Selama operasi yang berlangsung selama beberapa hari, pihak militer dan kepolisian menemukan lebih dari 260 bangunan yang tidak terdaftar serta menyita 30 terminal internet satelit Starlink. Selain itu, ratusan komputer, perangkat komunikasi, dan dokumen keuangan juga diamankan sebagai barang bukti.
KK Park dikenal luas sebagai markas utama jaringan kejahatan siber di Myanmar, yang menjalankan berbagai modus penipuan, mulai dari romansa palsu, investasi fiktif, hingga manipulasi perdagangan kripto. Banyak pekerja direkrut dari luar negeri dengan janji pekerjaan bergaji tinggi, namun setibanya di Myanmar, mereka justru disandera, disiksa, dan dipaksa untuk melakukan penipuan terhadap korban di berbagai negara.
Juru bicara junta militer Myanmar, Mayor Jenderal Zaw Min Tun, menyatakan bahwa dalam penggerebekan tersebut ditemukan indikasi keterlibatan kelompok bersenjata etnis Karen dalam pengelolaan kompleks KK Park. Mereka dituduh terlibat dalam proyek penipuan di KK Park. Namun, kelompok etnis Karen membantah keras tuduhan tersebut dan menegaskan bahwa mereka tidak terlibat dalam kegiatan kriminal, dengan menyatakan bahwa junta militer hanya berusaha mengalihkan perhatian dari kegagalannya menertibkan kawasan perbatasan.
Penggerebekan ini juga terjadi di tengah meningkatnya tekanan internasional terhadap jaringan penipuan daring di Asia Tenggara. Beberapa hari sebelum operasi ini, Amerika Serikat dan Inggris telah menjatuhkan sanksi terhadap sejumlah pelaku kejahatan siber asal Kamboja, sementara pemimpin jaringan tersebut telah didakwa di pengadilan federal New York.
Myanmar kini menjadi sorotan global setelah laporan PBB dan lembaga hak asasi manusia mengungkap skala besar perdagangan manusia serta eksploitasi digital yang terjadi di kompleks-kompleks seperti KK Park, Shwe Kokko, dan Golden Triangle.

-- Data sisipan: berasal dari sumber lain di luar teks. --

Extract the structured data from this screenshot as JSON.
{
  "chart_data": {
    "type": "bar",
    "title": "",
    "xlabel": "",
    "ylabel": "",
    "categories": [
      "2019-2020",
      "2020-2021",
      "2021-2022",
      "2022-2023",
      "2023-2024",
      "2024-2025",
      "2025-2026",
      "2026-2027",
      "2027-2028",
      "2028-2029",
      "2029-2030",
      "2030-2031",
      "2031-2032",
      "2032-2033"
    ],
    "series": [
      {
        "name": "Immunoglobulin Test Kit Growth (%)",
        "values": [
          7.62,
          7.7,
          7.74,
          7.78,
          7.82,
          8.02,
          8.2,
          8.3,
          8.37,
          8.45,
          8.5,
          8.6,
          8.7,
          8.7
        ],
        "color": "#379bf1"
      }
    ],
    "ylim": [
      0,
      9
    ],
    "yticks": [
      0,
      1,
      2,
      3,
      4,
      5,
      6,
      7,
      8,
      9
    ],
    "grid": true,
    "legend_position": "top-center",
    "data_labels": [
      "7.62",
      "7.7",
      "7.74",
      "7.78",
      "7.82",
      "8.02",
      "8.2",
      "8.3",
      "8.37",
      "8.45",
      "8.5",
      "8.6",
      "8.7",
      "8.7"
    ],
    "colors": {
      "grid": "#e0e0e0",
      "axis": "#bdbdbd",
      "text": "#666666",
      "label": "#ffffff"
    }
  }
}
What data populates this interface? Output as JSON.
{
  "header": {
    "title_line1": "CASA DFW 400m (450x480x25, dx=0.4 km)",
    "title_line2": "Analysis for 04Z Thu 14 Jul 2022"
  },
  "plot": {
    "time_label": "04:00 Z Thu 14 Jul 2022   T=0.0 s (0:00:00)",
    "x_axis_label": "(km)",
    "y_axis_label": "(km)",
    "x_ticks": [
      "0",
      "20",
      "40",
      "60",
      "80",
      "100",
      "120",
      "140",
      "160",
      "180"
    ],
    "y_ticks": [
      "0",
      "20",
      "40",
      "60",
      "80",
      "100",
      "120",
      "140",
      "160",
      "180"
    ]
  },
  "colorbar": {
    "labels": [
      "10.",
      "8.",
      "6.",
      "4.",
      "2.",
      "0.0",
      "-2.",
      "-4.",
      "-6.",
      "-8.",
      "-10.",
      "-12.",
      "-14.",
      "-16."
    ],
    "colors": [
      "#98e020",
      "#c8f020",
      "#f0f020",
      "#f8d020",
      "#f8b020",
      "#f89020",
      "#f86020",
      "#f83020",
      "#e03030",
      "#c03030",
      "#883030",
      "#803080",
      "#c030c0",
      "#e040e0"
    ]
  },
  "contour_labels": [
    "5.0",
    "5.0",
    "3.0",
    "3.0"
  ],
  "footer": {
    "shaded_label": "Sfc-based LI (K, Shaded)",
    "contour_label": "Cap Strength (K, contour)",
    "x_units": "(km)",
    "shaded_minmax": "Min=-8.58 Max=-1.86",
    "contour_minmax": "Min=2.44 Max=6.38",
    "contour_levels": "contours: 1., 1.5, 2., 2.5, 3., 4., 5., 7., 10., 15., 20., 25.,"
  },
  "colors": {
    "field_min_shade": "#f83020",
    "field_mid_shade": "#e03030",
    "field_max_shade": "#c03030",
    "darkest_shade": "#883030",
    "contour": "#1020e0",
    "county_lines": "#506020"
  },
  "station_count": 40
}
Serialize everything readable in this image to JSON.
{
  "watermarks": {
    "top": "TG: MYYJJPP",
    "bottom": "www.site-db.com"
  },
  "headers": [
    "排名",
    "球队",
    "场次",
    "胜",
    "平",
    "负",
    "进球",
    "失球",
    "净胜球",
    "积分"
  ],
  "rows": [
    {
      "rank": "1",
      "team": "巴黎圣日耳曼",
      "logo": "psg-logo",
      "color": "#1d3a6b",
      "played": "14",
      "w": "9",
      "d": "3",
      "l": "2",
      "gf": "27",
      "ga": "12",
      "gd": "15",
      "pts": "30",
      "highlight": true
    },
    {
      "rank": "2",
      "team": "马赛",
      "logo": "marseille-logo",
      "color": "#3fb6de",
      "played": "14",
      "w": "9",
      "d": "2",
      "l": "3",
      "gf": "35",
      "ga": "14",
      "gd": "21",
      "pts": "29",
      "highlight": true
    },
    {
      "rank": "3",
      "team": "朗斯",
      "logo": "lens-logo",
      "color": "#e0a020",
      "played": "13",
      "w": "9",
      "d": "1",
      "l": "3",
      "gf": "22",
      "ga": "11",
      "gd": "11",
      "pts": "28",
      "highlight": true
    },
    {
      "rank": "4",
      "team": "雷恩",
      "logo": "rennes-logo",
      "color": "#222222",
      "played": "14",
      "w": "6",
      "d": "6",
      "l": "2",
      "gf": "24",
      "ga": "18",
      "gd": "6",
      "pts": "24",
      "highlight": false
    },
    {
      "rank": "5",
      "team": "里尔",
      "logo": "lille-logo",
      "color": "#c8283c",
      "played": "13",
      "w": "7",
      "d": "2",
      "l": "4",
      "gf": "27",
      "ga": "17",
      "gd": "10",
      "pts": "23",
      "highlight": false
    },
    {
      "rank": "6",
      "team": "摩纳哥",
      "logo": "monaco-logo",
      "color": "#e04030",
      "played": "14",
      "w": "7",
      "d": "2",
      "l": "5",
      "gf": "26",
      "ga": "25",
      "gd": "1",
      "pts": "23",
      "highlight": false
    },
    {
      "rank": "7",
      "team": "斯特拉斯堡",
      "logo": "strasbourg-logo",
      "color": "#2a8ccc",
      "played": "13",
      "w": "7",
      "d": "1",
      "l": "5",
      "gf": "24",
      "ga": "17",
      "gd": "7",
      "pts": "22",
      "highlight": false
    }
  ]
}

Salah satu temuan yang menarik perhatian adalah penggunaan terminal internet satelit Starlink untuk menjalankan operasi penipuan. Meskipun layanan tersebut tidak memiliki izin beroperasi di Myanmar, aparat berhasil menemukan puluhan perangkat Starlink yang digunakan untuk mengakses jaringan global. Sebagai respons, SpaceX telah memutus layanan lebih dari 2.500 perangkat Starlink yang digunakan di pusat-pusat penipuan di Myanmar.
Operasi di KK Park menambah daftar panjang aksi lintas batas terhadap jaringan kejahatan siber di Asia Tenggara. Awal tahun ini, kerja sama antara pemerintah Myanmar dan Thailand, dengan dukungan otoritas China, juga berhasil membebaskan ribuan korban dari kompleks penipuan serupa di perbatasan, dipicu oleh tekanan diplomatik dari Beijing setelah banyak warga negara China dilaporkan menjadi korban perekrutan palsu dan penyekapan di Myanmar.
Dengan langkah ini, militer Myanmar berupaya menunjukkan komitmennya dalam memberantas kejahatan digital internasional, meskipun sejumlah pihak menilai operasi ini juga memiliki nuansa politik di dalam negeri.